- Monkey's Eyebrow Location within the state of Kentucky Monkey's Eyebrow Monkey's Eyebrow (the United States)
- Coordinates: 37°11′12″N 88°59′16″W﻿ / ﻿37.18667°N 88.98778°W
- Country: United States
- State: Kentucky
- County: Ballard
- Elevation: 361 ft (110 m)
- Time zone: UTC-6 (Central (CST))
- • Summer (DST): UTC-5 (CST)
- GNIS feature ID: 508626

= Monkey's Eyebrow, Kentucky =

Unincorporated community in Kentucky, United States

Monkey's Eyebrow is a rural unincorporated community in Ballard County, Kentucky, United States. It is generally the northwesternmost community in the Jackson Purchase area of western Kentucky that is identified on the highway maps distributed by the Kentucky Transportation Cabinet. The community is part of the Paducah, KY-IL Metropolitan Statistical Area. A few different theories exist regarding the origin of the community's unique name.

==Overview==
There were originally two Monkey's Eyebrows, commonly known as Old Monkey and New Monkey. One was at the top of a small hill, the other at the bottom. There were stores at both locations. Today, there are no stores. According to an article nearly 30 years ago in the county newspaper, the Advance Yeoman, the area acquired its unique name around the turn of the 20th century. A nearby attraction is the state-controlled Ballard County Wildlife Management Area. Goose hunting is a winter activity in Monkey's Eyebrow.

A common joke in the region is to provide directions to the city of Paducah by saying "it's halfway between Monkey's Eyebrow and Possum Trot (a tiny community in Marshall County)."

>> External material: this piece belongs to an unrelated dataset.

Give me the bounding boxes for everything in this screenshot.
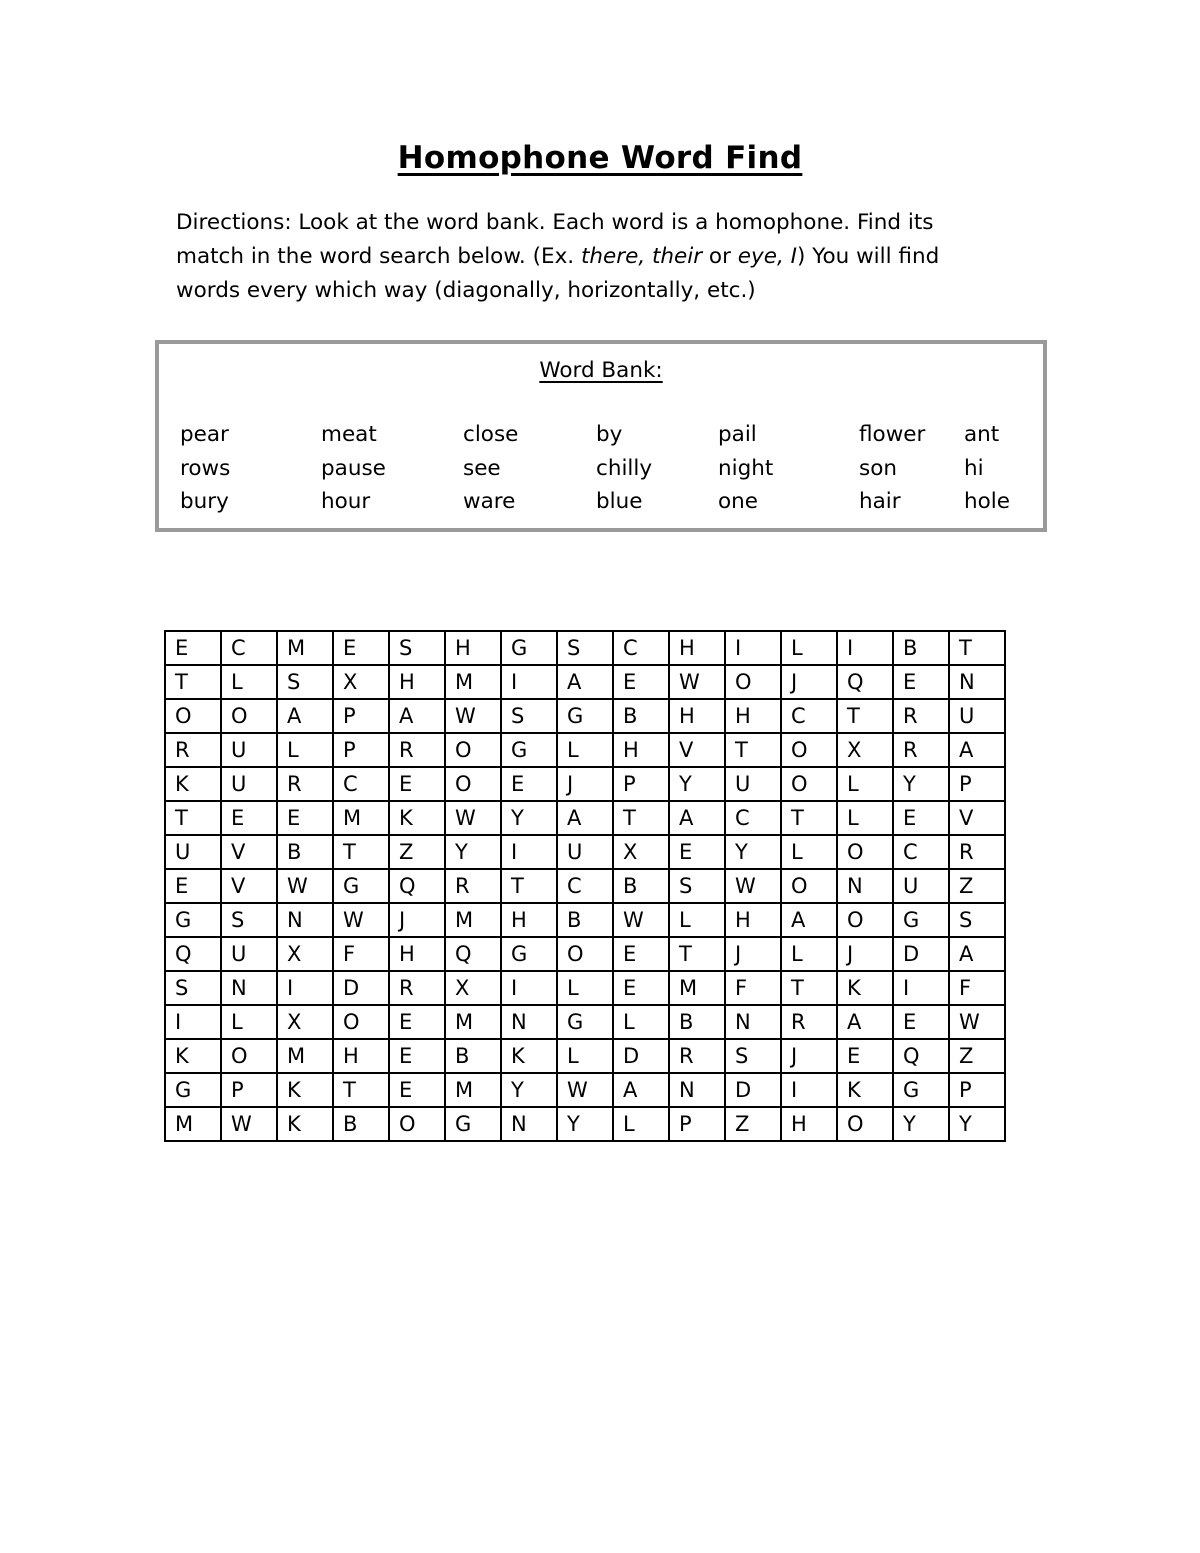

The community was formerly frequently mentioned in the sign-off message of WPSD-TV in nearby Paducah, as the location of its 1638 ft broadcast transmitter.

==Etymology==
Monkey's Eyebrow has been frequently noted for its unusual place name.

One theory on the origin of this unique name is that when looking at it from the air, or on a map of Ballard County, it resembles a monkey's head. Monkey's Eyebrow is located where the monkey's eyebrow would be located. It has also been said that, when viewed from a nearby hill, the shape of the town resembles a monkey's eyebrow.

Yet another theory of the town's naming is that sometime before 1900, a community resident would go to nearby Needmore to get supplies, instead of going to the local general store and blacksmith shop built and owned by John and Dodge Ray, as the man didn't like his neighbors. It has been stated that the man considered the store to be "only fit for a bunch of monkeys", and that he considered both of its owners to be monkey-like, even having eyebrows resembling those of a monkey. It has also been stated that the man viewed the brush on Beeler Hill above the store as resembling monkey eyebrows.